7. The method of claim 6, wherein the microprocessor includes a non-volatile memory and a Random Access Memory (RAM) scratch pad.

8. The method of claim 7, wherein the non-volatile memory is flash memory.

9. The method of claim 6, wherein the microprocessor is configured to selectively receive power from a battery to cause said selectively running of the refill algorithm.

10. The method of claim 9, further comprising determining whether the microprocessor is receiving power from the 3D printer or the battery, and when it is determined that the microprocessor is receiving power from the battery, performing the step of selectively running an algorithm on the microprocessor.

11. The method of claim 6, wherein microprocessor is programmed to limit the number of times that said refill algorithm can be run.

12. A refill processor chip circuit that emulates an original equipment manufacturer (OEM) chip of a 3D printer consumable to circumvent an electronic lock-out system of the OEM 3D printer, said refill processor chip circuit comprising:

a microprocessor having stored thereon a refill algorithm which: selectively creates a random unique serial number; creates a 64-bit key, 32 bits of the key being from the serial number; encrypts a plain text data record stored on the microprocessor, the plain text data record including a material quantity data field indicating that the material quantity is not empty; and communicates the created serial number and encrypted text data record when connected to an OEM the 3D printer using -wire protocol such that the OEM 3D printer accepts the created serial number and encrypted text data record as confirmation that an authorized non-empty OEM replaceable consumable has been installed thereon.

13. The refill processor chip circuit of claim 12, further comprising a 1-Wire interface configured to communicate with the OEM 313 printer via 1-Wire protocol.

14. The refill processor chip circuit of claim 13, wherein the microprocessor includes an input/output port for bi-directional communication with the 3D printer via the 1-Wire interface.

15. The refill processor chip circuit of claim 14, further comprising:

a capacitor arranged in parallel with the microprocessor;

a diode connected between a microprocessor I/O port and a microprocessor power supply port to charge the capacitor and sustain microprocessor power when communications are passing through the 1-Wire interface; and

a refill switch, which when closed connects a battery to the microprocessor power supply port and initiates the refill algorithm.

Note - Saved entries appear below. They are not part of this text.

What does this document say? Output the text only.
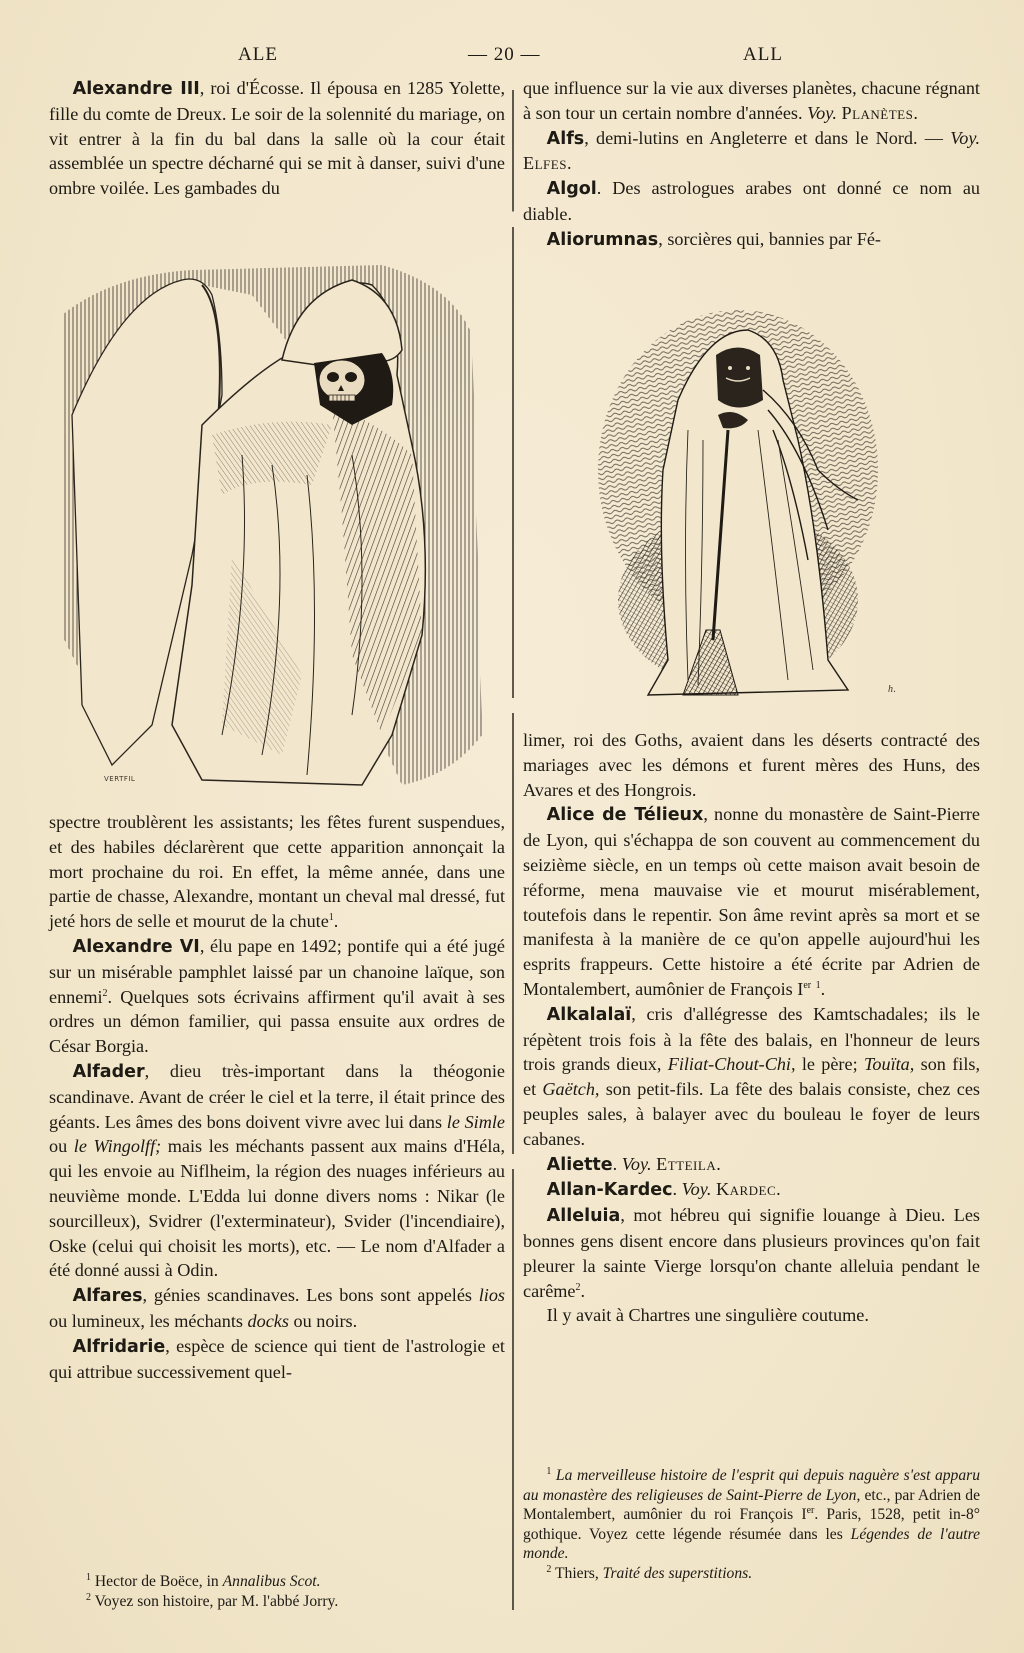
ALE	— 20 —	ALL

Alexandre III, roi d'Écosse. Il épousa en 1285 Yolette, fille du comte de Dreux. Le soir de la solennité du mariage, on vit entrer à la fin du bal dans la salle où la cour était assemblée un spectre décharné qui se mit à danser, suivi d'une ombre voilée. Les gambades du

VERTFIL

spectre troublèrent les assistants; les fêtes furent suspendues, et des habiles déclarèrent que cette apparition annonçait la mort prochaine du roi. En effet, la même année, dans une partie de chasse, Alexandre, montant un cheval mal dressé, fut jeté hors de selle et mourut de la chute$^1$.

Alexandre VI, élu pape en 1492; pontife qui a été jugé sur un misérable pamphlet laissé par un chanoine laïque, son ennemi$^2$. Quelques sots écrivains affirment qu'il avait à ses ordres un démon familier, qui passa ensuite aux ordres de César Borgia.

Alfader, dieu très-important dans la théogonie scandinave. Avant de créer le ciel et la terre, il était prince des géants. Les âmes des bons doivent vivre avec lui dans le Simle ou le Wingolff; mais les méchants passent aux mains d'Héla, qui les envoie au Niflheim, la région des nuages inférieurs au neuvième monde. L'Edda lui donne divers noms : Nikar (le sourcilleux), Svidrer (l'exterminateur), Svider (l'incendiaire), Oske (celui qui choisit les morts), etc. — Le nom d'Alfader a été donné aussi à Odin.

Alfares, génies scandinaves. Les bons sont appelés lios ou lumineux, les méchants docks ou noirs.

Alfridarie, espèce de science qui tient de l'astrologie et qui attribue successivement quel-

$^1$ Hector de Boëce, in Annalibus Scot.

$^2$ Voyez son histoire, par M. l'abbé Jorry.

que influence sur la vie aux diverses planètes, chacune régnant à son tour un certain nombre d'années. Voy. Planètes.

Alfs, demi-lutins en Angleterre et dans le Nord. — Voy. Elfes.

Algol. Des astrologues arabes ont donné ce nom au diable.

Aliorumnas, sorcières qui, bannies par Fé-

h.

limer, roi des Goths, avaient dans les déserts contracté des mariages avec les démons et furent mères des Huns, des Avares et des Hongrois.

Alice de Télieux, nonne du monastère de Saint-Pierre de Lyon, qui s'échappa de son couvent au commencement du seizième siècle, en un temps où cette maison avait besoin de réforme, mena mauvaise vie et mourut misérablement, toutefois dans le repentir. Son âme revint après sa mort et se manifesta à la manière de ce qu'on appelle aujourd'hui les esprits frappeurs. Cette histoire a été écrite par Adrien de Montalembert, aumônier de François Ier $^1$.

Alkalalaï, cris d'allégresse des Kamtschadales; ils le répètent trois fois à la fête des balais, en l'honneur de leurs trois grands dieux, Filiat-Chout-Chi, le père; Touïta, son fils, et Gaëtch, son petit-fils. La fête des balais consiste, chez ces peuples sales, à balayer avec du bouleau le foyer de leurs cabanes.

Aliette. Voy. Etteila.

Allan-Kardec. Voy. Kardec.

Alleluia, mot hébreu qui signifie louange à Dieu. Les bonnes gens disent encore dans plusieurs provinces qu'on fait pleurer la sainte Vierge lorsqu'on chante alleluia pendant le carême$^2$.

Il y avait à Chartres une singulière coutume.

$^1$ La merveilleuse histoire de l'esprit qui depuis naguère s'est apparu au monastère des religieuses de Saint-Pierre de Lyon, etc., par Adrien de Montalembert, aumônier du roi François Ier. Paris, 1528, petit in-8° gothique. Voyez cette légende résumée dans les Légendes de l'autre monde.

$^2$ Thiers, Traité des superstitions.
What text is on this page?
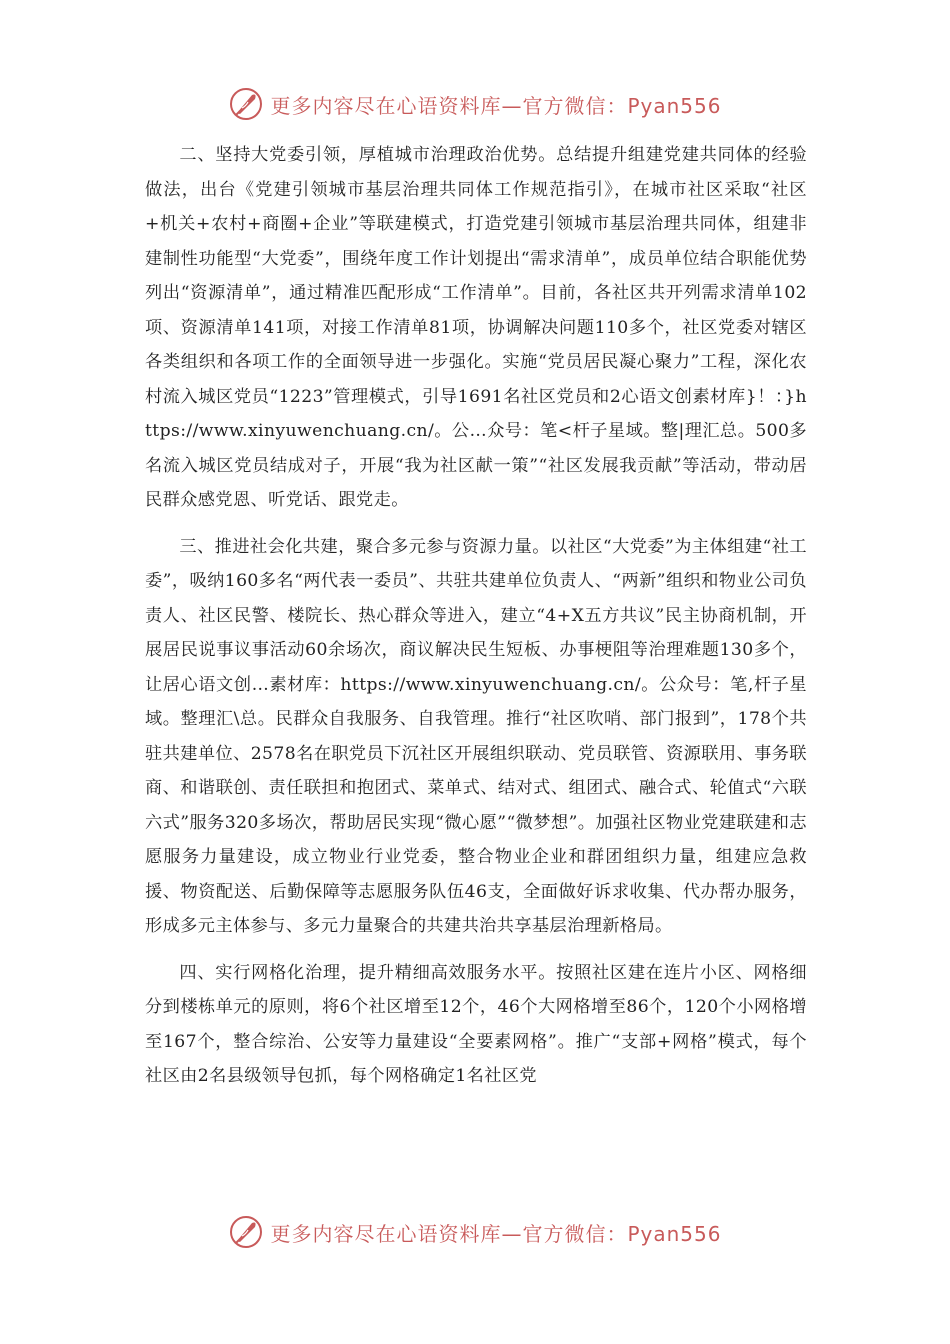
更多内容尽在心语资料库—官方微信：Pyan556

二、坚持大党委引领，厚植城市治理政治优势。总结提升组建党建共同体的经验做法，出台《党建引领城市基层治理共同体工作规范指引》，在城市社区采取“社区+机关+农村+商圈+企业”等联建模式，打造党建引领城市基层治理共同体，组建非建制性功能型“大党委”，围绕年度工作计划提出“需求清单”，成员单位结合职能优势列出“资源清单”，通过精准匹配形成“工作清单”。目前，各社区共开列需求清单102项、资源清单141项，对接工作清单81项，协调解决问题110多个，社区党委对辖区各类组织和各项工作的全面领导进一步强化。实施“党员居民凝心聚力”工程，深化农村流入城区党员“1223”管理模式，引导1691名社区党员和2心语文创素材库}！：}https://www.xinyuwenchuang.cn/。公…众号：笔<杆子星域。整|理汇总。500多名流入城区党员结成对子，开展“我为社区献一策”“社区发展我贡献”等活动，带动居民群众感党恩、听党话、跟党走。

三、推进社会化共建，聚合多元参与资源力量。以社区“大党委”为主体组建“社工委”，吸纳160多名“两代表一委员”、共驻共建单位负责人、“两新”组织和物业公司负责人、社区民警、楼院长、热心群众等进入，建立“4+X五方共议”民主协商机制，开展居民说事议事活动60余场次，商议解决民生短板、办事梗阻等治理难题130多个，让居心语文创…素材库：https://www.xinyuwenchuang.cn/。公众号：笔,杆子星域。整理汇\总。民群众自我服务、自我管理。推行“社区吹哨、部门报到”，178个共驻共建单位、2578名在职党员下沉社区开展组织联动、党员联管、资源联用、事务联商、和谐联创、责任联担和抱团式、菜单式、结对式、组团式、融合式、轮值式“六联六式”服务320多场次，帮助居民实现“微心愿”“微梦想”。加强社区物业党建联建和志愿服务力量建设，成立物业行业党委，整合物业企业和群团组织力量，组建应急救援、物资配送、后勤保障等志愿服务队伍46支，全面做好诉求收集、代办帮办服务，形成多元主体参与、多元力量聚合的共建共治共享基层治理新格局。

四、实行网格化治理，提升精细高效服务水平。按照社区建在连片小区、网格细分到楼栋单元的原则，将6个社区增至12个，46个大网格增至86个，120个小网格增至167个，整合综治、公安等力量建设“全要素网格”。推广“支部+网格”模式，每个社区由2名县级领导包抓，每个网格确定1名社区党

更多内容尽在心语资料库—官方微信：Pyan556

16. The refill processor chip circuit of claim 15, wherein the microprocessor is configured to determine whether the microprocessor is receiving power from the 3D printer via the I/O port or from the battery, and when it is determined that the microprocessor is receiving power from the battery, the microprocessor is programmed to initiate the refill algorithm.

17. The refill processor chip circuit of claim 12, wherein the microprocessor is programmed to limit the number of times the refill algorithm can be executed.